In Australia, a substantial shift in parental support towards home ownership has emerged. Gone are the days when assistance merely involved loans that required repayment; today’s trend has morphed into what many are now referring to as the "Gift from Mum and Dad." According to the latest research from financial site Mozo, 75% of parents are providing monetary assistance for their children’s home deposits without the expectation of repayment, marking a significant increase from just 33% in 2021.

Rachel Wastell, Mozo’s personal finance expert, highlights this as a notable generational change in the "Bank of Mum and Dad." Parents are now, on average, gifting about AUD 74,040 to help their children make their first step into property ownership. While this amount can be impactful for many, Wastell cautions that it’s only one facet of the wider mortgage landscape.

Recognising the appeal of receiving such a gift, Wastell warns of potential pitfalls. "While it’s thrilling to receive that financial boost, there’s a risk of fostering an unrealistic expectation of affordability," she explains. She advises a comprehensive assessment of mortgage repayments, suggesting buyers consider their ability to handle payments not just at current rates but also amidst possible future rate hikes.

Interestingly, about one in three parents feel a certain emotional obligation to support their children in acquiring property. However, some are resorting to extreme measures to facilitate this support. Mozo’s findings reveal that 3% of parents are securing loans or putting charges on credit cards to provide additional funds, a statistic that Wastell found alarming. She warns that parents putting themselves in precarious financial situations for their children’s benefit need to reflect on the possible repercussions.

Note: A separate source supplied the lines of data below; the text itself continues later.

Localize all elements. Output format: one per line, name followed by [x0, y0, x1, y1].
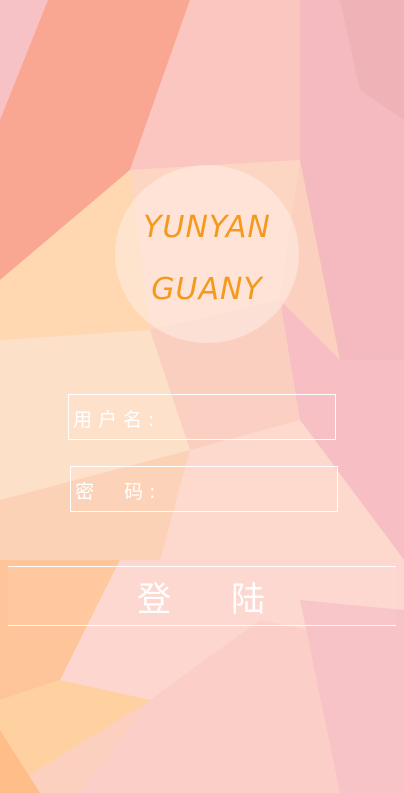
logo-badge	[115, 165, 299, 343]
login-button-label: 登陆	[137, 579, 325, 620]
logo-text-line-2: GUANY	[151, 272, 263, 307]
login-button[interactable]: 登陆	[8, 566, 396, 626]
logo-text-line-1: YUNYAN	[143, 210, 271, 245]
password-input[interactable]	[171, 473, 335, 507]
password-field[interactable]: 密 码:	[70, 466, 338, 512]
username-input[interactable]	[169, 401, 333, 435]
username-field[interactable]: 用户名:	[68, 394, 336, 440]
login-screen: YUNYAN GUANY 用户名: 密 码: 登陆	[0, 0, 404, 793]
password-label: 密 码:	[75, 481, 162, 503]
username-label: 用户名:	[73, 409, 161, 431]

The pressure to help children with significant loans can lead parents to make sacrifices, including delaying retirement or even selling assets to boost their financial contributions. Wastell raises a critical point: "What happens if you help them so much that they later need to turn around and help you?" This situation reflects a broader spectrum of potential financial strain that can arise from such support.

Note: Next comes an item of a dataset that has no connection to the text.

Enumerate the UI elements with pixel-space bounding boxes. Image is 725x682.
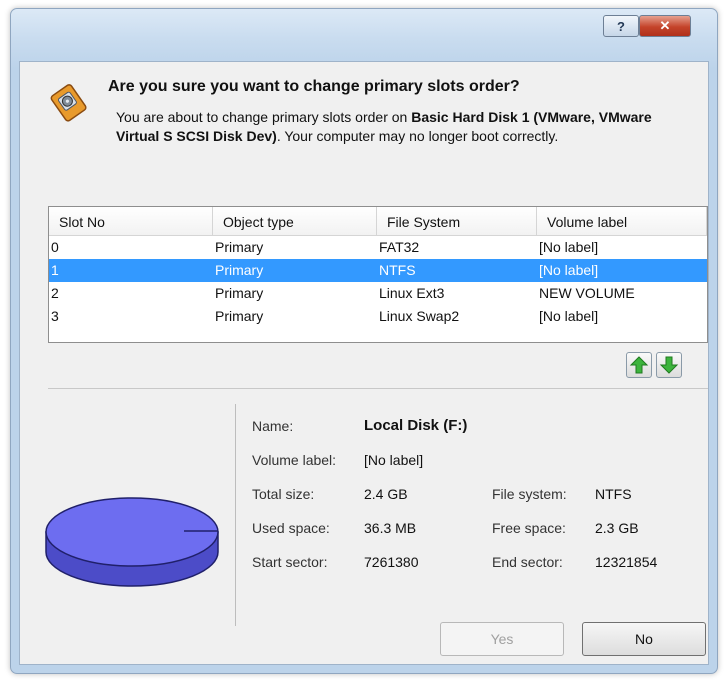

The average cash assistance has also evolved in response to rising property prices. With Australian property values soaring by 51% over the last five years, parents are increasing their financial gifts to keep pace with the escalating costs of property ownership. Mozo found that the source of this financial support typically stems from savings (54%), with another 29% coming from disposable income, while 19% of parents have opted to cut back on personal expenditures.

Significantly, only 4% of parents reported either delaying their retirement or liquidating their assets to provide financial assistance. This is particularly noteworthy given the marked increase in home deposit requirements, previously at AUD 69,907 in 2021 and now sitting at AUD 74,040.

The shifting dynamic can also be observed in how parents are perceiving the nature of their support. In 2021, a considerable number (33%) expected their contributions to be repaid; now, that figure has fallen to just 12%, with a dramatic 75% opting for gifts without future repayment. Additionally, nearly a quarter of parents (23%) have allowed their children to live at home rent-free to save for a deposit, a rise from 15% in 2021, though the cost of accommodating them has dipped significantly—from AUD 13,845 in 2021 to AUD 6,226.

Wastell suggests that this trend reflects a growing preference among parents for shorter-term arrangements: "Parents may be shifting to a ‘set them up and send them off’ model," providing larger initial amounts rather than ongoing support.

In summary, as the landscape of parental financial support in Australia continues to evolve, it remains vital for both parents and children to navigate the associated risks carefully. Engaging in open conversations about financial expectations and capabilities can help ensure that the support given contributes to a parent-child relationship built on mutual understanding rather than financial strain.